405, 412, 415: throw HttpClientErrorException with a message that is specific to each status code.
other 4xx codes: throw HttpClientErrorException with a generic message.
5xx codes: throw HttpServerErrorException with a generic message.
All these exceptions are unchecked.
Check out the page on Exception Handling for HttpClient
To answer your question though there appears to be an org.apache.commons.httpclient.HttpException class that is probably a good fit.
If you do need a custom exception class for this I would think java.io.IOException would be the correct super class to use.
I'd say this depends on what you are using the HTTPClient for. For example, the PayPal SDK uses HttpClient to transmit API calls to the PayPal server, but fails to check the HTTP response code when it's done. I patched my copy so that if the response code isn't 200 it throws a PayPal FatalException, with an appropriate message. That's because the caller isn't interested in the HTML or any of the details of this HTTP post, and isn't even interested in the fact that we're using HTTP as a transport. If the call is successful then the body of the response contains transaction details, which are extracted and placed into a response object; otherwise it contains HTML which is useless. HTTP is just the transport in this case, so certain response codes indicate errors which can be reported using exceptions. Because this is part of the PayPal SDK, I used a PayPal Exception class. In some other system or library, I'd use a subtype of whatever exceptions that library already uses. For example, if I were writing a GMail library, which accesses GMail accounts, I'd probably create a GMailException class, and subclass that for the different kinds of exceptions the library runs into. Alternatively, you can use something like IOException.
The reason HttpClient makes you check response codes is because the response may be useful even if the response code is not 200. Some websites put useful text on a 404 page, either providing something useful for the user to do, or a search form, or just a helpful error message.

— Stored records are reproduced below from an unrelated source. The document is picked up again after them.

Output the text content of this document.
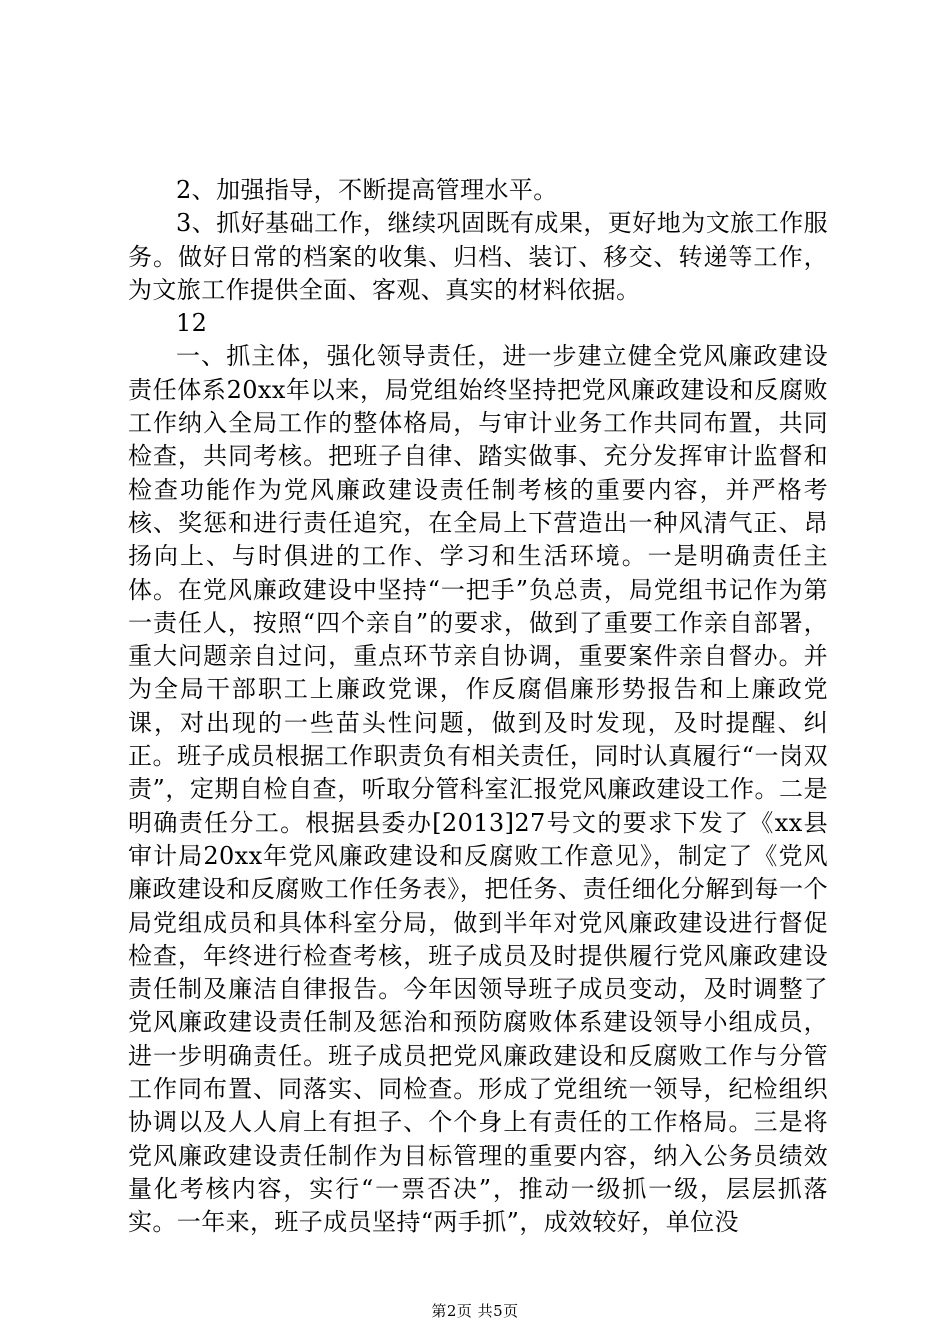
2、加强指导，不断提高管理水平。

3、抓好基础工作，继续巩固既有成果，更好地为文旅工作服务。做好日常的档案的收集、归档、装订、移交、转递等工作，为文旅工作提供全面、客观、真实的材料依据。

12

一、抓主体，强化领导责任，进一步建立健全党风廉政建设责任体系20xx年以来，局党组始终坚持把党风廉政建设和反腐败工作纳入全局工作的整体格局，与审计业务工作共同布置，共同检查，共同考核。把班子自律、踏实做事、充分发挥审计监督和检查功能作为党风廉政建设责任制考核的重要内容，并严格考核、奖惩和进行责任追究，在全局上下营造出一种风清气正、昂扬向上、与时俱进的工作、学习和生活环境。一是明确责任主体。在党风廉政建设中坚持“一把手”负总责，局党组书记作为第一责任人，按照“四个亲自”的要求，做到了重要工作亲自部署，重大问题亲自过问，重点环节亲自协调，重要案件亲自督办。并为全局干部职工上廉政党课，作反腐倡廉形势报告和上廉政党课，对出现的一些苗头性问题，做到及时发现，及时提醒、纠正。班子成员根据工作职责负有相关责任，同时认真履行“一岗双责”，定期自检自查，听取分管科室汇报党风廉政建设工作。二是明确责任分工。根据县委办[2013]27号文的要求下发了《xx县审计局20xx年党风廉政建设和反腐败工作意见》，制定了《党风廉政建设和反腐败工作任务表》，把任务、责任细化分解到每一个局党组成员和具体科室分局，做到半年对党风廉政建设进行督促检查，年终进行检查考核，班子成员及时提供履行党风廉政建设责任制及廉洁自律报告。今年因领导班子成员变动，及时调整了党风廉政建设责任制及惩治和预防腐败体系建设领导小组成员，进一步明确责任。班子成员把党风廉政建设和反腐败工作与分管工作同布置、同落实、同检查。形成了党组统一领导，纪检组织协调以及人人肩上有担子、个个身上有责任的工作格局。三是将党风廉政建设责任制作为目标管理的重要内容，纳入公务员绩效量化考核内容，实行“一票否决”，推动一级抓一级，层层抓落实。一年来，班子成员坚持“两手抓”，成效较好，单位没

第2页 共5页
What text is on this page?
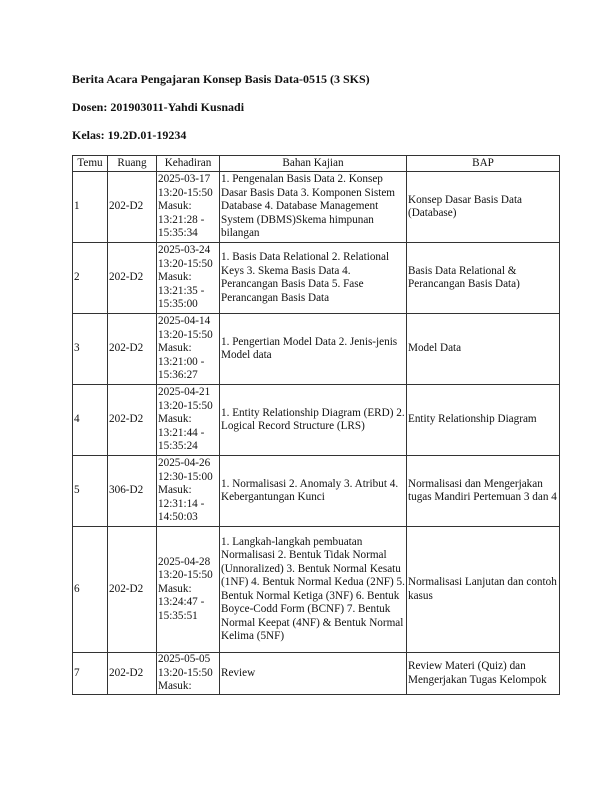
Berita Acara Pengajaran Konsep Basis Data-0515 (3 SKS)
Dosen: 201903011-Yahdi Kusnadi
Kelas: 19.2D.01-19234
Temu	Ruang	Kehadiran	Bahan Kajian	BAP
1	202-D2	2025-03-17 13:20-15:50 Masuk: 13:21:28 - 15:35:34	1. Pengenalan Basis Data 2. Konsep Dasar Basis Data 3. Komponen Sistem Database 4. Database Management System (DBMS)Skema himpunan bilangan	Konsep Dasar Basis Data (Database)
2	202-D2	2025-03-24 13:20-15:50 Masuk: 13:21:35 - 15:35:00	1. Basis Data Relational 2. Relational Keys 3. Skema Basis Data 4. Perancangan Basis Data 5. Fase Perancangan Basis Data	Basis Data Relational & Perancangan Basis Data)
3	202-D2	2025-04-14 13:20-15:50 Masuk: 13:21:00 - 15:36:27	1. Pengertian Model Data 2. Jenis-jenis Model data	Model Data
4	202-D2	2025-04-21 13:20-15:50 Masuk: 13:21:44 - 15:35:24	1. Entity Relationship Diagram (ERD) 2. Logical Record Structure (LRS)	Entity Relationship Diagram
5	306-D2	2025-04-26 12:30-15:00 Masuk: 12:31:14 - 14:50:03	1. Normalisasi 2. Anomaly 3. Atribut 4. Kebergantungan Kunci	Normalisasi dan Mengerjakan tugas Mandiri Pertemuan 3 dan 4
6	202-D2	2025-04-28 13:20-15:50 Masuk: 13:24:47 - 15:35:51	1. Langkah-langkah pembuatan Normalisasi 2. Bentuk Tidak Normal (Unnoralized) 3. Bentuk Normal Kesatu (1NF) 4. Bentuk Normal Kedua (2NF) 5. Bentuk Normal Ketiga (3NF) 6. Bentuk Boyce-Codd Form (BCNF) 7. Bentuk Normal Keepat (4NF) & Bentuk Normal Kelima (5NF)	Normalisasi Lanjutan dan contoh kasus
7	202-D2	2025-05-05 13:20-15:50 Masuk:	Review	Review Materi (Quiz) dan Mengerjakan Tugas Kelompok
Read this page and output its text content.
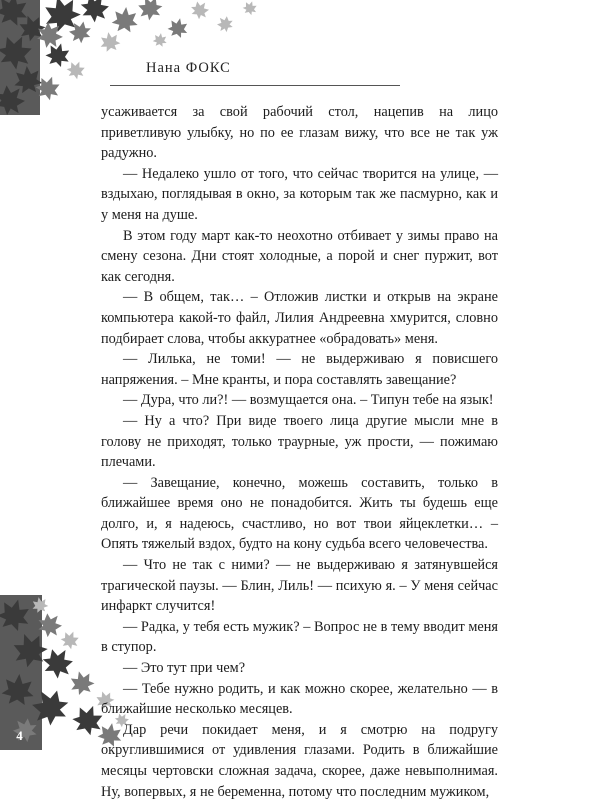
4
Нана ФОКС

усаживается за свой рабочий стол, нацепив на лицо приветливую улыбку, но по ее глазам вижу, что все не так уж радужно.

— Недалеко ушло от того, что сейчас творится на улице, — вздыхаю, поглядывая в окно, за которым так же пасмурно, как и у меня на душе.

В этом году март как-то неохотно отбивает у зимы право на смену сезона. Дни стоят холодные, а порой и снег пуржит, вот как сегодня.

— В общем, так… – Отложив листки и открыв на экране компьютера какой-то файл, Лилия Андреевна хмурится, словно подбирает слова, чтобы аккуратнее «обрадовать» меня.

— Лилька, не томи! — не выдерживаю я повисшего напряжения. – Мне кранты, и пора составлять завещание?

— Дура, что ли?! — возмущается она. – Типун тебе на язык!

— Ну а что? При виде твоего лица другие мысли мне в голову не приходят, только траурные, уж прости, — пожимаю плечами.

— Завещание, конечно, можешь составить, только в ближайшее время оно не понадобится. Жить ты будешь еще долго, и, я надеюсь, счастливо, но вот твои яйцеклетки… – Опять тяжелый вздох, будто на кону судьба всего человечества.

— Что не так с ними? — не выдерживаю я затянувшейся трагической паузы. — Блин, Лиль! — психую я. – У меня сейчас инфаркт случится!

— Радка, у тебя есть мужик? – Вопрос не в тему вводит меня в ступор.

— Это тут при чем?

— Тебе нужно родить, и как можно скорее, желательно — в ближайшие несколько месяцев.

Дар речи покидает меня, и я смотрю на подругу округлившимися от удивления глазами. Родить в ближайшие месяцы чертовски сложная задача, скорее, даже невыполнимая. Ну, вопервых, я не беременна, потому что последним мужиком,
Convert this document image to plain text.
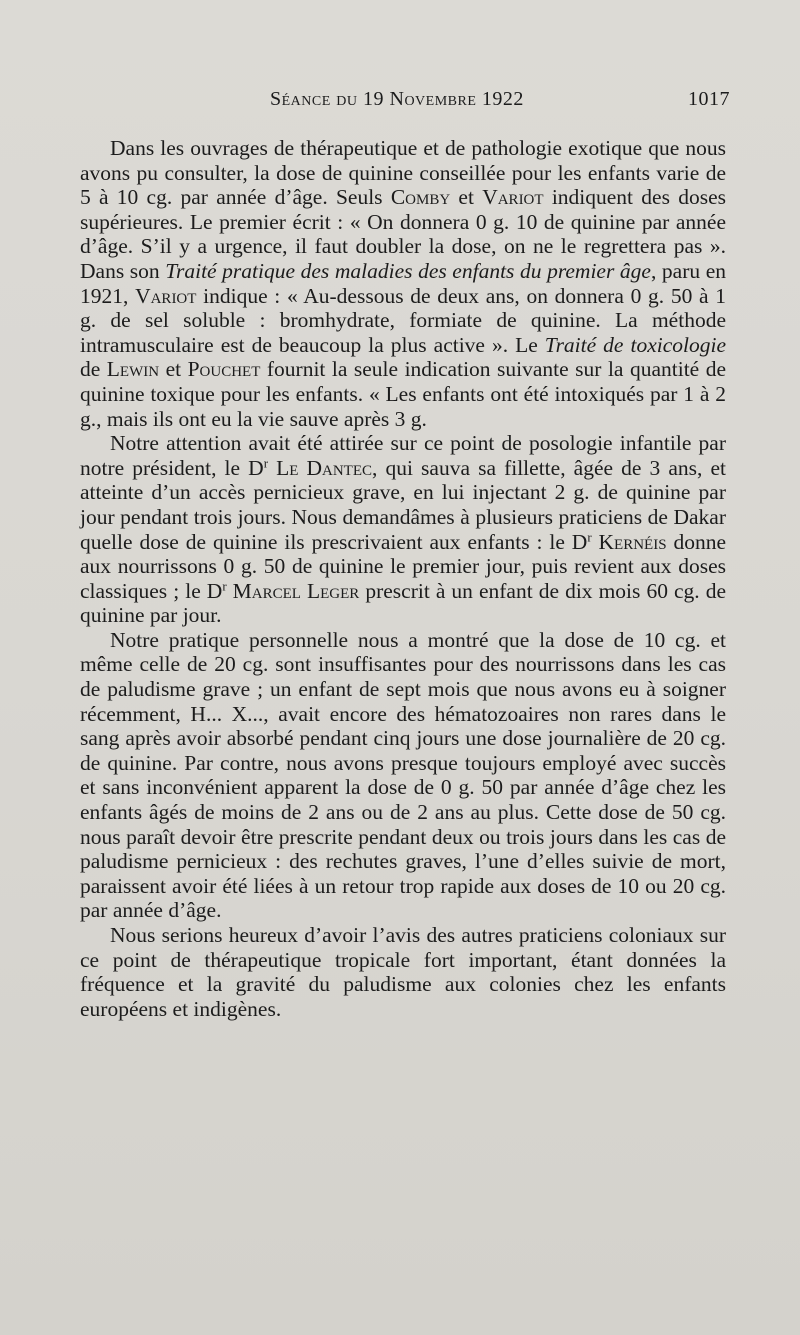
Séance du 19 Novembre 1922	1017

Dans les ouvrages de thérapeutique et de pathologie exotique que nous avons pu consulter, la dose de quinine conseillée pour les enfants varie de 5 à 10 cg. par année d’âge. Seuls Comby et Variot indiquent des doses supérieures. Le premier écrit : « On donnera 0 g. 10 de quinine par année d’âge. S’il y a urgence, il faut doubler la dose, on ne le regrettera pas ». Dans son Traité pratique des maladies des enfants du premier âge, paru en 1921, Variot indique : « Au-dessous de deux ans, on donnera 0 g. 50 à 1 g. de sel soluble : bromhydrate, formiate de quinine. La méthode intramusculaire est de beaucoup la plus active ». Le Traité de toxicologie de Lewin et Pouchet fournit la seule indication suivante sur la quantité de quinine toxique pour les enfants. « Les enfants ont été intoxiqués par 1 à 2 g., mais ils ont eu la vie sauve après 3 g.

Notre attention avait été attirée sur ce point de posologie infantile par notre président, le $D^r$ Le Dantec, qui sauva sa fillette, âgée de 3 ans, et atteinte d’un accès pernicieux grave, en lui injectant 2 g. de quinine par jour pendant trois jours. Nous demandâmes à plusieurs praticiens de Dakar quelle dose de quinine ils prescrivaient aux enfants : le $D^r$ Kernéis donne aux nourrissons 0 g. 50 de quinine le premier jour, puis revient aux doses classiques ; le $D^r$ Marcel Leger prescrit à un enfant de dix mois 60 cg. de quinine par jour.

Notre pratique personnelle nous a montré que la dose de 10 cg. et même celle de 20 cg. sont insuffisantes pour des nourrissons dans les cas de paludisme grave ; un enfant de sept mois que nous avons eu à soigner récemment, H... X..., avait encore des hématozoaires non rares dans le sang après avoir absorbé pendant cinq jours une dose journalière de 20 cg. de quinine. Par contre, nous avons presque toujours employé avec succès et sans inconvénient apparent la dose de 0 g. 50 par année d’âge chez les enfants âgés de moins de 2 ans ou de 2 ans au plus. Cette dose de 50 cg. nous paraît devoir être prescrite pendant deux ou trois jours dans les cas de paludisme pernicieux : des rechutes graves, l’une d’elles suivie de mort, paraissent avoir été liées à un retour trop rapide aux doses de 10 ou 20 cg. par année d’âge.

Nous serions heureux d’avoir l’avis des autres praticiens coloniaux sur ce point de thérapeutique tropicale fort important, étant données la fréquence et la gravité du paludisme aux colonies chez les enfants européens et indigènes.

Depending on your use case you may want to just show the response content rather than throw an exception.
I found this exception on Apache HTTP Client 4.5.7:
...
import org.apache.http.client.HttpResponseException;
...
StatusLine statusLine = response.getStatusLine();
if(statusLine.getStatusCode() != 200) {
throw new HttpResponseException(statusLine.getStatusCode(), statusLine.getReasonPhrase());
}
...
The sample of result is:
Exception in thread "main" org.apache.http.client.HttpResponseException: status code: 400, reason phrase: Bad Request
There is org.apache.commons.httpclient.HttpException if you want a library exception. We have also sometimes created our own for specific purposes, both creating an exception for specific HTTP status codes and a generic one for and unexpected status code.